We were there before the crowds flocked in so we had a good view of the village without too many other people getting in the way of our photos, although it was evening so they aren’t very bright and colorful. This must be one stunning village when the sun is shining, nestled in glorious countryside.

The village even still retains some of its defensive ramparts and gates.

Conques owes its origins to a hermit. A man named Dadon retired in this then wild place at the end of the 8th century. A group of Benedictine monks soon joined him, who subsequently “obtained” the relics of Sainte Foy. Those relics soon started to attract a lot of pilgrims to Conques as they were apparently able to cure blindness!

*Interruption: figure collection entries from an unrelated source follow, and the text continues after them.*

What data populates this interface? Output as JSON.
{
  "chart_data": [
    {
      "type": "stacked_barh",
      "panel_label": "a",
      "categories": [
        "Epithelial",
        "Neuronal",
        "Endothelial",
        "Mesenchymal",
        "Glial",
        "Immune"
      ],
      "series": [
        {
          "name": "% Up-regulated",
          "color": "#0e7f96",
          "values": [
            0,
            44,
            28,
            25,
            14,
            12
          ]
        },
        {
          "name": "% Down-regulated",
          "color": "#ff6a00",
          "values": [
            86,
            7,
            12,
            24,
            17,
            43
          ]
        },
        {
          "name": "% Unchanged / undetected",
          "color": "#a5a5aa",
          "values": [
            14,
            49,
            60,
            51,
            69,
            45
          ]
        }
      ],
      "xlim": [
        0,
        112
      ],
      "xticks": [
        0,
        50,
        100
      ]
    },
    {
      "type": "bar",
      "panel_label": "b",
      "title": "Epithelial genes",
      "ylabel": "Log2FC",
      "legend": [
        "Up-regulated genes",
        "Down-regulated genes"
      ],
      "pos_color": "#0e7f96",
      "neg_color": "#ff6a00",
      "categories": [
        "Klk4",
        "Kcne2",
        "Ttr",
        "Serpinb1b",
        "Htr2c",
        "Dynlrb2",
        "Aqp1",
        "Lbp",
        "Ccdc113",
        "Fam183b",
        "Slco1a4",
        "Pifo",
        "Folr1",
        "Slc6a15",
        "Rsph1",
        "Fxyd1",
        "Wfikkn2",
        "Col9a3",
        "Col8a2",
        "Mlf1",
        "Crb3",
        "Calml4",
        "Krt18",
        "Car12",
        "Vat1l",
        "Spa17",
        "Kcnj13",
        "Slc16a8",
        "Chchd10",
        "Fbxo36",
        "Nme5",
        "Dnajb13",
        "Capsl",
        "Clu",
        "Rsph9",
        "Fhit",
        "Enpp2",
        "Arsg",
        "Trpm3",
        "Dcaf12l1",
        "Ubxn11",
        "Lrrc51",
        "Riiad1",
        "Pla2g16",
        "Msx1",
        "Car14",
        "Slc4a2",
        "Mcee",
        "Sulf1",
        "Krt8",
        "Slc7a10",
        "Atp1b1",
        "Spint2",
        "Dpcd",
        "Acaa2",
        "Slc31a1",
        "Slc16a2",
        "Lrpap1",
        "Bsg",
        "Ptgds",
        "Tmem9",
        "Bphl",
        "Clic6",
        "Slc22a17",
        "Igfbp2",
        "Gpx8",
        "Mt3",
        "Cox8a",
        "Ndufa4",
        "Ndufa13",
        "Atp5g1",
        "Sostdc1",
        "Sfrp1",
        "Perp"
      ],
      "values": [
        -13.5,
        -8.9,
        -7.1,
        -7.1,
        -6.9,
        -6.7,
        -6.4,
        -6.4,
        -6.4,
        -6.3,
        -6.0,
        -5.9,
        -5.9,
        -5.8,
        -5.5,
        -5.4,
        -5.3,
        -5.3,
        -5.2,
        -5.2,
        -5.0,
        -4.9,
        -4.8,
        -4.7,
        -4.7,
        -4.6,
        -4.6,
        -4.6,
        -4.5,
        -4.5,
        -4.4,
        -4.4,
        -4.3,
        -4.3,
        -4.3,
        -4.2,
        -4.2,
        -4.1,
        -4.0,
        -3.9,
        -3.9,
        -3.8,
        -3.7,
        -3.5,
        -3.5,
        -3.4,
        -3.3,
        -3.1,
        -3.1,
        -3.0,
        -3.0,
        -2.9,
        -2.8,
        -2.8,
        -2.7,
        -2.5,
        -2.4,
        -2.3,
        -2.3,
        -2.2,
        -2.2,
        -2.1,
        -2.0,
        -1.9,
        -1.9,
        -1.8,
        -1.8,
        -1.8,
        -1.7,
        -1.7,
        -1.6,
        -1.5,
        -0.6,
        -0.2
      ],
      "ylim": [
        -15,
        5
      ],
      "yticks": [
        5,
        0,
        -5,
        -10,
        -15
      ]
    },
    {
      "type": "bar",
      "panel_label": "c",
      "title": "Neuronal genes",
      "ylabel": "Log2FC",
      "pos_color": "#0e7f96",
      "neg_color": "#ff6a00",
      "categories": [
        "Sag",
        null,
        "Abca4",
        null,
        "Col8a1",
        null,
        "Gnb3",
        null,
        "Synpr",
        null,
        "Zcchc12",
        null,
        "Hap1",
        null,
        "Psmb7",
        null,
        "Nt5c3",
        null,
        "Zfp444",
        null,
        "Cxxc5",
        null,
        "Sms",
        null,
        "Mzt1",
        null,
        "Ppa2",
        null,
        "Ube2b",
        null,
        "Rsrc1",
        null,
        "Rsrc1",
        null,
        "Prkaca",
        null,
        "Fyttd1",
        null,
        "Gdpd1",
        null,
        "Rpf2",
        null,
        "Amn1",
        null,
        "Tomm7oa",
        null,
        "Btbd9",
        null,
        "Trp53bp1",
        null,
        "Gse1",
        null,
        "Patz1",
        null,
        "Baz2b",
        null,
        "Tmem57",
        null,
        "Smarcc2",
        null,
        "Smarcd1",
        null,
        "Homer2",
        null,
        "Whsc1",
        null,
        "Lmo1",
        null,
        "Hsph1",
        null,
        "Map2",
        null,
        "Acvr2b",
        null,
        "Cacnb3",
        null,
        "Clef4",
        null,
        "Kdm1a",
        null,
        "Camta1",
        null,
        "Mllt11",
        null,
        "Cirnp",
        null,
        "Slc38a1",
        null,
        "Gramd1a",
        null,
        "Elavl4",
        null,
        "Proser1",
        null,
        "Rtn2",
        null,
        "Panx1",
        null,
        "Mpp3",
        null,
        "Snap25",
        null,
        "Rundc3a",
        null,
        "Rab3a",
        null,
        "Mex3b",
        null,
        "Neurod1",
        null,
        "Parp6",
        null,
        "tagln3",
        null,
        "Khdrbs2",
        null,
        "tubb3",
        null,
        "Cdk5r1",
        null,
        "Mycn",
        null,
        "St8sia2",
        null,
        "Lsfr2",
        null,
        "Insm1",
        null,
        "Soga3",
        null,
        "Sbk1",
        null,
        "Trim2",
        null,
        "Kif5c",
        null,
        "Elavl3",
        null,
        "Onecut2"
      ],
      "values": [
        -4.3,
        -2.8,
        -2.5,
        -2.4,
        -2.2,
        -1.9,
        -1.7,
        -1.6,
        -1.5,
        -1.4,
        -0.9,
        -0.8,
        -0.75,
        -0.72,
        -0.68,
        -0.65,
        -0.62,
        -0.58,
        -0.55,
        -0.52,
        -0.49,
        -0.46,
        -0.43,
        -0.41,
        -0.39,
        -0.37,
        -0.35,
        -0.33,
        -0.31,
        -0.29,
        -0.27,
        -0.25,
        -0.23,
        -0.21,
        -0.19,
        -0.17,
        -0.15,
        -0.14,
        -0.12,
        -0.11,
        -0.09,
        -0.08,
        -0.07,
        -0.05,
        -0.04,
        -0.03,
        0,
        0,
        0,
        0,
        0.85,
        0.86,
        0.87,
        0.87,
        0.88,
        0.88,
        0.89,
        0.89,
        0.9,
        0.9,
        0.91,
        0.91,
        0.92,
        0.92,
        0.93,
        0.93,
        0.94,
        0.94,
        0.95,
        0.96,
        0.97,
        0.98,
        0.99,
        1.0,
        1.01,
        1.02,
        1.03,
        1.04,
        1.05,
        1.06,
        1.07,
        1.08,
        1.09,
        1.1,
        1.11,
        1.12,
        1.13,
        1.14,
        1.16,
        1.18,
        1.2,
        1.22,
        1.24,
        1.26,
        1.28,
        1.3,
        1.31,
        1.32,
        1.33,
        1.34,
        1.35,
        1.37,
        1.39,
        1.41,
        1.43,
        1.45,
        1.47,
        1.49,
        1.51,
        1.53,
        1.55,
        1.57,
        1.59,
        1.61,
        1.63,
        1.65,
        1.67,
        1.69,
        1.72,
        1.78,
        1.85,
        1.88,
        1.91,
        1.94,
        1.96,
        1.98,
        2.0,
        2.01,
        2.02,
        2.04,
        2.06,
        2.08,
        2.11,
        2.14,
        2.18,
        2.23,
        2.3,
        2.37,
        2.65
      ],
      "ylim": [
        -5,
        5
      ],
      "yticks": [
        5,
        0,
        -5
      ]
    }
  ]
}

After that Conques became a major stop-off point on the pilgrim route to Santiago de Compostela. Such pilgrimage with its loads of donations and offerings brought power and prosperity to the Abbey. The Abbey itself was built in the 10th to 12th centuries.

It was then time for us to go visit the Abbey. The crowd outside the doors got bigger and bigger until it was time to go in. The upper reaches of the abbey are only open at limited times and I think we were lucky to be there at surely one of the best ever. Our visit was at the same time as the musical performance.

Lots of people went to sit down in the many pews to watch and listen to a very talented harpist give a free performance but we queued up to go up into the upper level of the Abbey to see the intricate stone carvings and the magnificent arches.

When we were up there the acoustics were fabulous, parts of the walkways were vast and the views were spectacular. It was a completely magical visit to up in an area where you aren’t usually able to visit.

The tympanum (carved ‘picture’ above the main doorway) of the Last Judgement is considered to be one of the major artworks of the 12th century. There are 124 sculpted figures composing the Last Judgment and depicting the celestial Court, the angels, the elected, the condemned and other devils. It really is incredible and because the tympanum is sheltered below a deep barrel vault the 124 figures sculptured from stone in approximately 1125 are in a relatively good state of repair. They even retain some of the original paintwork.

In the representation of Hell, everything is arranged in order to frighten the illiterate, the big majority of the population in those medieval times, as is revealed by the quotation engraved on the lintel base, the English translation being – “O sinners, change your laws for you might face a cruel judgment”. As if to strike the mind, vivid colours highlighted the sculptures. Some important remains are still visible with a dominating blue for Paradise and red for Hell.

It was then time for the light show and it truly was nothing like we had ever seen before anywhere in the world. Created by numerous lasers dotted all around the square in front of the abbey, the various parts of the stonework were highlighted with lights of their original colors, exactly overlaying the stonework for the perfect 3d image.

Small parts were lit up and then the whole thing.

The detail that was shown and the colours were simply stunning.

We took a short video but it really didn’t turn out very good being handheld in the low light, but if you look below you can see part of the spectacular light show taken from the Conques Marcillac office of tourism website.

Overall we had a fabulous time in Conques. It was original and the idea of the light show was a one-off as far as our trip goes so far! A huge thank you to Sue and Paul for taking us on such a spectacular evening out.